Upper body was my main focus for the entire time, as my upper body was my weakest. Upper body work at the gym consisted of pulldowns, fly machine, curls, triceps press machine, assisted pull-ups, shoulder presses, rows and bench presses. These machines were usually set around what I think is 45-60pd. Of course I also had a healthy amount of leg, full body and cardio. This includes mainly the heavy bag (intimidating everyone in my vicinity), erg machine (I preferred this over running and cycling, because they're boring as HECK, the ergs are way more intense which keeps me going, and I've learned how to row so this was my choice) for cardio, and Olympic lifts and leg presses for legs.
Of course, push-ups, planks, sit ups etc. at home too.

My diet was on the borderline of being a paleo diet. One can imagine.

Here is a picture of the 'after' result. I never planned to do such a thing so there is no real picture of a shirtless me before this.

First thing I noticed was significantly better deltoid and lateral triceps toning, some trapezoid improvement, drastically more noticeable pecs. Overall, so far I have my perfect 'T-shirt body,' because belly fat's not really been my focus; I just assume it'll go away with all the other fat on me.


----------



## Justin Chang (Oct 14, 2016)

Keep up the good work man you look great!, I wish I had the discipline to work out, one of the reasons I love Martial Arts is because it helps me to stay in shape without boring me to death!  I used to use the eliptical at the gym all the time because I could place my Ipad on it and watch movies or TV while I worked out.  Now if I go I ususally just swim in the pool and sauna.  

I keep looking at different Martial Arts in my area so I can work on getting back into shape but I haven't found any that I like just yet.  

Again keep up the good work, it looks like it is paying off for you.


----------



## wingchun100 (Oct 14, 2016)

Good job. I need to get back into working out. I do DVD workout programs because I Don't have the money for a gym membership. I bought this one by Tony Horton (creator of P90X) called 22 Minute Hard Corps. Still haven't gotten around to it, but that's because I was having some physical ailments that troubled me. I am going to have a stress test done on October 19th to determine what the source of the problem is. (Two different doctors said it is not heart-related, yet I keep having this pain on the left side of my chest.)

I used to work out all the time.

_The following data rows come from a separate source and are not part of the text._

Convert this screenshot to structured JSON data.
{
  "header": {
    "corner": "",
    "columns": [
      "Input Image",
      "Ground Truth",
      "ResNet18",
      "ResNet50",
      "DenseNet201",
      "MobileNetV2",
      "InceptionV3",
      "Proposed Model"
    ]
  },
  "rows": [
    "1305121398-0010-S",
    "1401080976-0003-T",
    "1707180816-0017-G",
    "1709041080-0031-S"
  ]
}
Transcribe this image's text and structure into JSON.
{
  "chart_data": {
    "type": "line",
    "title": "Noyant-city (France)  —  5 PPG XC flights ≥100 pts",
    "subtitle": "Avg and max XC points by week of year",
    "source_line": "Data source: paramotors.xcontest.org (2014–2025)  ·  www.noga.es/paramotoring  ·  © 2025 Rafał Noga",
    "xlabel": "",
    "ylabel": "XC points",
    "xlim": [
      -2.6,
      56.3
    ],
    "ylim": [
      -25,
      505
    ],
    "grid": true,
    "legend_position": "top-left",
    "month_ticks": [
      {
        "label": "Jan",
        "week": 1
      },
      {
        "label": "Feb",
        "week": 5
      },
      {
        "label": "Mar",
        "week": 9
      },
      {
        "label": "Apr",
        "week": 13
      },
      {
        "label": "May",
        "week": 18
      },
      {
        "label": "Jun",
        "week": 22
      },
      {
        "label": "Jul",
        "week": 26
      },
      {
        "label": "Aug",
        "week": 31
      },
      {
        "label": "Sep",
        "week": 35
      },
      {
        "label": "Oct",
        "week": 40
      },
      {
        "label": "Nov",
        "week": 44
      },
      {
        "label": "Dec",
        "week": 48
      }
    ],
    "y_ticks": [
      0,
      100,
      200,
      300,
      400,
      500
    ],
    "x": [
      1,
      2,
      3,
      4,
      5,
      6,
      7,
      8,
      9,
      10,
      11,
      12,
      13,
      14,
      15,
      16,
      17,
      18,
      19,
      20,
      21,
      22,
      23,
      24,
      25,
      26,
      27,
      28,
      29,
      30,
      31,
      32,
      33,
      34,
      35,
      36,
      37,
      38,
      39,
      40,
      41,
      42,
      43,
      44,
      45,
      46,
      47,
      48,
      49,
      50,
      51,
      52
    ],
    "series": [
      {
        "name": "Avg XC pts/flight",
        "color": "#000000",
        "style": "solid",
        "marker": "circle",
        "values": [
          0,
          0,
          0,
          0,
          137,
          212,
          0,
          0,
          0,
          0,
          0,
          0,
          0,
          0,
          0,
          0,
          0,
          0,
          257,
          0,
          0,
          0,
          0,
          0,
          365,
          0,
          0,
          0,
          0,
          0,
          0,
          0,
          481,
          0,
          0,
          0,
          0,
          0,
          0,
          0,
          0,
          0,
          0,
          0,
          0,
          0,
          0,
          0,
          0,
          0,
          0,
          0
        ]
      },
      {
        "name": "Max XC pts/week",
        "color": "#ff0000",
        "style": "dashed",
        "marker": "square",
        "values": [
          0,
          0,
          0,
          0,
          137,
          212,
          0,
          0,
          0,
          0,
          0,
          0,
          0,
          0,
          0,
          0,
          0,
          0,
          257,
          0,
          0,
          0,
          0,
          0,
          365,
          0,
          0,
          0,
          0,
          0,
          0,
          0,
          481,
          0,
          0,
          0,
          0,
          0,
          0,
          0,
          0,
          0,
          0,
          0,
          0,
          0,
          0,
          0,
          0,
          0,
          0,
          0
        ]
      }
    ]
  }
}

Then I became a bit of a wimp about it. Instead of doing the hour-long P90X, I did P90X 3, which is only a half hour long. Then instead of the 60-70 minute Insanity, I would do Insanity Max 30 (again, only a half hour long). What I have come to realize is that I NEED that hour-long session to really push myself.


----------



## wingchun100 (Oct 14, 2016)

I just realized I gave conflicting info there. I said I want to do 22 Minute Hard Corps, but then said I need the hour-long sessions.

Well, the reasons I want to do the 22 minute program are: 1) It looks insanely hard, so I want to see what kind of results it can give me, in combination with eating right of course. 2) Given how long I have NOT been working out, I think I need to ease back into it instead of jumping into the deep end. After all, I got started by doing 10 Minute Trainer, first for only 10 minutes per day in month 1, then 30 minutes per day in month 2. Then in month 3, I made the jump to P90X.

I want that back, but I need to pace myself like I did before.


----------